Elch Emil im Grenzgebiet zu Bayern gesichtet
Zusammenfassung
- Ein Elch, vermutlich Jungbulle Emil, wurde im tschechischen Wintersportort Zelezna Ruda nahe der bayerischen Grenze gesichtet.
- Das Tier sorgte für Aufregung und Begeisterung in der Region und im Internet, wobei einige Nutzer zum Schutz des Elchs aufriefen.
- Emil war im letzten Herbst nach einer Betäubung in Österreich im Grenzgebiet zum Böhmerwald ausgesetzt worden.
Nach einer winterlichen Unterbrechung hat wieder einmal ein Elch im tschechischen Grenzgebiet zu Bayern für Aufregung gesorgt. Das Tier sei am Wochenende im Wintersportort Zelezna Ruda (Markt Eisenstein) gesichtet worden, berichtete die tschechische Zeitung Denik.
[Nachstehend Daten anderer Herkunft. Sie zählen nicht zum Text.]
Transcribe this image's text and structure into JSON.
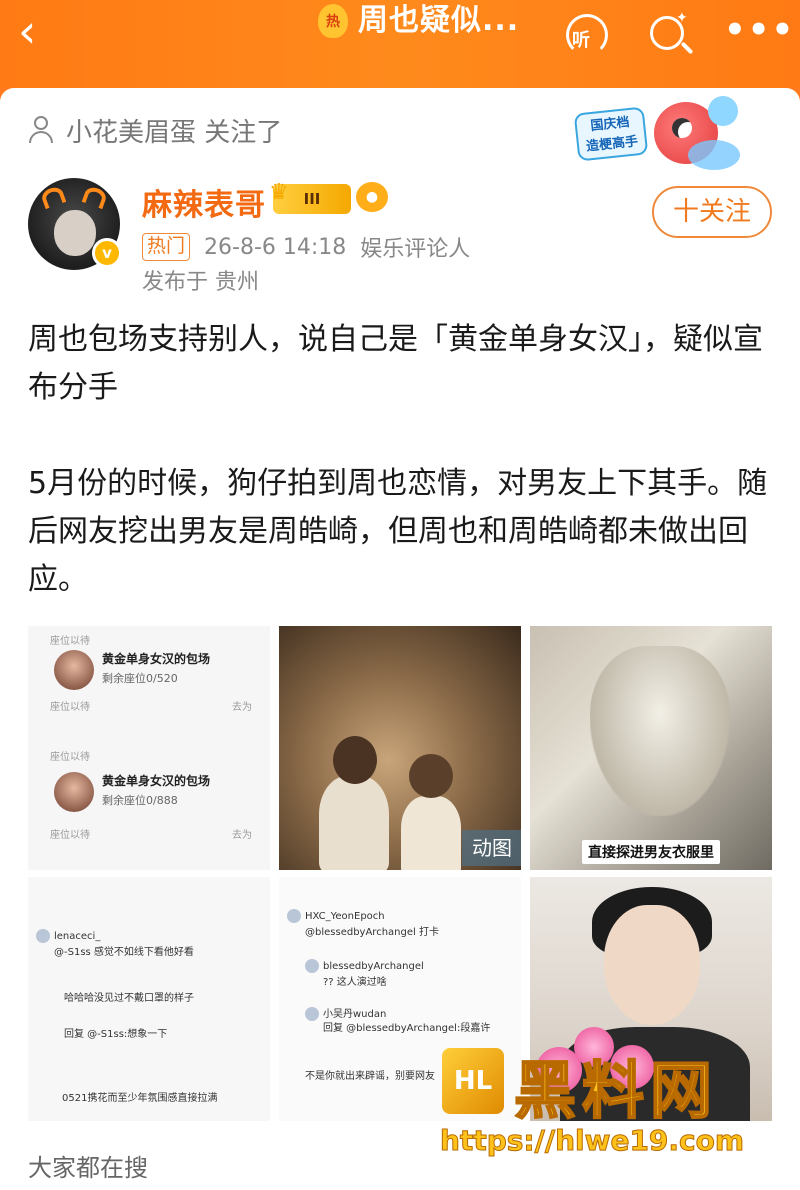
{
  "topbar": {
    "hot_badge": "热",
    "title": "周也疑似...",
    "listen_label": "听"
  },
  "follow_notice": "小花美眉蛋 关注了",
  "promo": {
    "line1": "国庆档",
    "line2": "造梗高手"
  },
  "author": {
    "name": "麻辣表哥",
    "level": "III",
    "verified": "v",
    "follow_button": "十关注",
    "hot_tag": "热门",
    "time": "26-8-6 14:18",
    "role": "娱乐评论人",
    "location": "发布于 贵州"
  },
  "post": {
    "paragraphs": [
      "周也包场支持别人，说自己是「黄金单身女汉」，疑似宣布分手",
      "5月份的时候，狗仔拍到周也恋情，对男友上下其手。随后网友挖出男友是周皓崎，但周也和周皓崎都未做出回应。"
    ]
  },
  "images": {
    "tile1": {
      "card1_title": "黄金单身女汉的包场",
      "card1_sub": "剩余座位0/520",
      "card2_title": "黄金单身女汉的包场",
      "card2_sub": "剩余座位0/888",
      "row_label": "座位以待",
      "go_label": "去为"
    },
    "tile2": {
      "badge": "动图"
    },
    "tile3": {
      "caption": "直接探进男友衣服里"
    },
    "tile4": {
      "c1": "lenaceci_",
      "c2": "@-S1ss 感觉不如线下看他好看",
      "c3": "哈哈哈没见过不戴口罩的样子",
      "c4": "回复 @-S1ss:想象一下",
      "c5": "0521携花而至少年氛围感直接拉满"
    },
    "tile5": {
      "c1": "HXC_YeonEpoch",
      "c2": "@blessedbyArchangel 打卡",
      "c3": "blessedbyArchangel",
      "c4": "?? 这人演过啥",
      "c5": "小吴丹wudan",
      "c6": "回复 @blessedbyArchangel:段嘉许",
      "c7": "不是你就出来辟谣，别要网友"
    }
  },
  "watermark": {
    "logo": "HL",
    "title": "黑料网",
    "url": "https://hlwe19.com"
  },
  "footer": {
    "everyone_search": "大家都在搜"
  },
  "colors": {
    "brand_orange": "#ff7a14",
    "accent": "#f07a20"
  }
}
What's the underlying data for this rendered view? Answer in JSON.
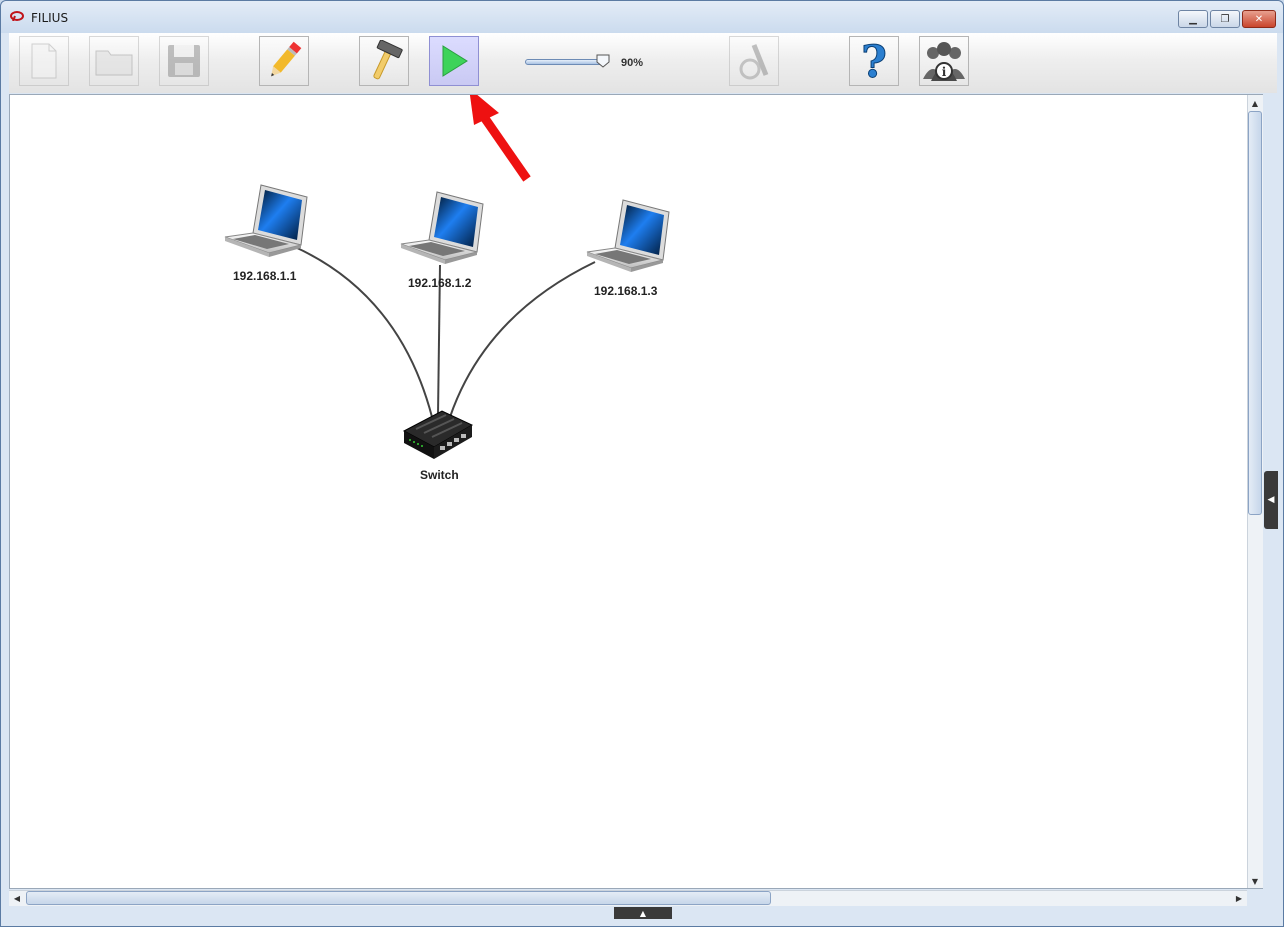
{
  "window": {
    "title": "FILIUS"
  },
  "toolbar": {
    "zoom_label": "90%",
    "zoom_level_percent": 90,
    "buttons": [
      {
        "name": "new",
        "state": "disabled"
      },
      {
        "name": "open",
        "state": "disabled"
      },
      {
        "name": "save",
        "state": "disabled"
      },
      {
        "name": "design-mode",
        "state": "normal"
      },
      {
        "name": "build-mode",
        "state": "normal"
      },
      {
        "name": "simulation-mode",
        "state": "active"
      },
      {
        "name": "wizard",
        "state": "disabled"
      },
      {
        "name": "help",
        "state": "normal"
      },
      {
        "name": "info",
        "state": "normal"
      }
    ]
  },
  "network": {
    "nodes": [
      {
        "id": "pc1",
        "type": "laptop",
        "label": "192.168.1.1"
      },
      {
        "id": "pc2",
        "type": "laptop",
        "label": "192.168.1.2"
      },
      {
        "id": "pc3",
        "type": "laptop",
        "label": "192.168.1.3"
      },
      {
        "id": "sw1",
        "type": "switch",
        "label": "Switch"
      }
    ],
    "links": [
      [
        "pc1",
        "sw1"
      ],
      [
        "pc2",
        "sw1"
      ],
      [
        "pc3",
        "sw1"
      ]
    ]
  },
  "annotation": {
    "arrow_color": "#ee1111"
  }
}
Demnach dürfte es sich um den Jungbullen Emil handeln, der im vorigen Jahr mit seiner Wanderung durch Europa für Schlagzeilen gesorgt hatte. "Es wäre mir im Traum nicht eingefallen, dass einmal ein Elch durch unsere Stadt laufen würde", sagte der Bürgermeister von Zelezna Ruda, Filip Smola, dem Blatt. Es sei "ein Erlebnis für das ganze Leben" gewesen.
"Möchte reisen"
Für eine Weile habe er sich allerdings Sorgen um das Tier gemacht, weil es sich entlang einer Bahnstrecke bewegt habe. Zelezna Ruda grenzt unmittelbar an die Gemeinde Bayerisch Eisenstein im niederbayerischen Landkreis Regen. Begeisterung im Internet Bereits vor wenigen Tagen hatte die Bürgerinitiative "WeLoveSumava" bei Facebook ein Video gepostet, auf dem ein Elch, wahrscheinlich Emil, einen Waldrand entlangwanderte. "Er möchte reisen und unser schönes Land entdecken", schrieb ein Internetnutzer. "Man sollte seinen Aufenthaltsort nicht veröffentlichen, damit die Menschen ihn in Ruhe lassen", meinte hingegen ein anderer.
Elch Emil wurde im vorigen Herbst in Österreich nahe einer Autobahn für die Umsiedlung betäubt und am Rande des Böhmerwalds im Grenzgebiet zu Tschechien ausgesetzt.